In practice, a problem in engineering mechanics is derived from an actual physical situation. A sketch showing the physical conditions of the problem is known as a space diagram. The methods of analysis apply to a system of forces acting on a particle. A large number of problems involving actual structures, however, can be reduced to problems concerning the equilibrium of a particle.

This is done by choosing a significant particle and drawing a separate diagram showing this particle and all the forces acting on it. Such a diagram is called a free body diagram. 

For Example: - Consider the 75-kg crate shown in the space diagram of Fig (a).
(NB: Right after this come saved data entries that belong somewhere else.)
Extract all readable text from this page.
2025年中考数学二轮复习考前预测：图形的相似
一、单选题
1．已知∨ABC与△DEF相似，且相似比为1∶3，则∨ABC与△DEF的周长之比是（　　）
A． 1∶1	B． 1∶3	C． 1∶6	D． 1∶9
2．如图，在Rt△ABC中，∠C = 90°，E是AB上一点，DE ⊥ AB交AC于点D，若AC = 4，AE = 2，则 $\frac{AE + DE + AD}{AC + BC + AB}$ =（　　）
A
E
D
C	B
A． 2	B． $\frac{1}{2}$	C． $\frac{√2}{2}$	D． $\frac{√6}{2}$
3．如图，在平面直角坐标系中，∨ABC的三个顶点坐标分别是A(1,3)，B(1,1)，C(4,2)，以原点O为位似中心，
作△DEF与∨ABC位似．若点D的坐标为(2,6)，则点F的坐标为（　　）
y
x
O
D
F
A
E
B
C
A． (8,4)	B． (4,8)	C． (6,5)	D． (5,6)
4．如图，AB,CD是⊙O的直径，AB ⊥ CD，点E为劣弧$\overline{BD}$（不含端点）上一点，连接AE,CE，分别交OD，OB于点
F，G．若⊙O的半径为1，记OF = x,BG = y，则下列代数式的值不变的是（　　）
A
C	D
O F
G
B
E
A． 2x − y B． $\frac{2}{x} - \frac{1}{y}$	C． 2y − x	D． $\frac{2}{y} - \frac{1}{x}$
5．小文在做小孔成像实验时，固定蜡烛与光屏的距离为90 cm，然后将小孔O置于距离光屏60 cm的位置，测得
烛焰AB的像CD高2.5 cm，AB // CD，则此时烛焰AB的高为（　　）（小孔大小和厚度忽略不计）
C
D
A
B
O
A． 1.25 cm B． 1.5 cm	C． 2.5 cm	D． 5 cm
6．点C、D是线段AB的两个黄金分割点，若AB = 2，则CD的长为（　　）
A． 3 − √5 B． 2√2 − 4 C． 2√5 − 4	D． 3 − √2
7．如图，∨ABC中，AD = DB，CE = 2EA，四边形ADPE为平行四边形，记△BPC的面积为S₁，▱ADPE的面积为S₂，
Solution: - This crate was lying between two buildings, and it is now being lifted onto a truck, which will remove it. The crate is supported by a vertical cable, which is joined at A to two ropes which pass over pulleys attached to the buildings at B and C.  It is desired to determine the tension in each of the ropes AB and AC. In order to solve this problem, a free-body diagram showing a particle in equilibrium must be drawn. Since we are interested in the rope tensions, the free-body diagram should include at least one of these tensions or, if possible, both tensions. Point A is seen to be a good free body for this problem. The free-body diagram of point A is shown in F ig (b).  It shows point A and the forces exerted on A by the vertical cable and the two ropes. The force exerted by the cable is directed downward, and its magnitude is equal to the weight W of the crate. We write

W = mg = (75 kg)*(9.81 m/s2) = 736 N

 And indicate this value in the free-body diagram. The forces exerted by the two ropes are not known. Since they are respectively equal in magnitude to the tensions in rope AB and rope AC, we denote them by TAB and TAC and draw them away from A in the directions shown in the space diagram. No other detail is included in the free- body diagram. Since point A is in equilibrium, the three forces acting on it must form a closed triangle when drawn in tip-to-tail fashion. This force triangle has been drawn in F ig (c).  The values TAB and TAC of the tension in the ropes may be found graphically if the triangle is drawn to scale, or they may be found by trigonometry. If the latter method of solution is chosen, we use the law of sines (Lami’s Theorem) and write

TAB/sin 60° = TAC/sin 40° = 736N/ sin 80°

TAB = 647 N and TAC = 480 N

 When a particle is in equilibrium under three forces, the problem can be solved by drawing a force triangle. When a particle is in equilibrium under more than three forces, the problem can be solved graphically by drawing a force polygon.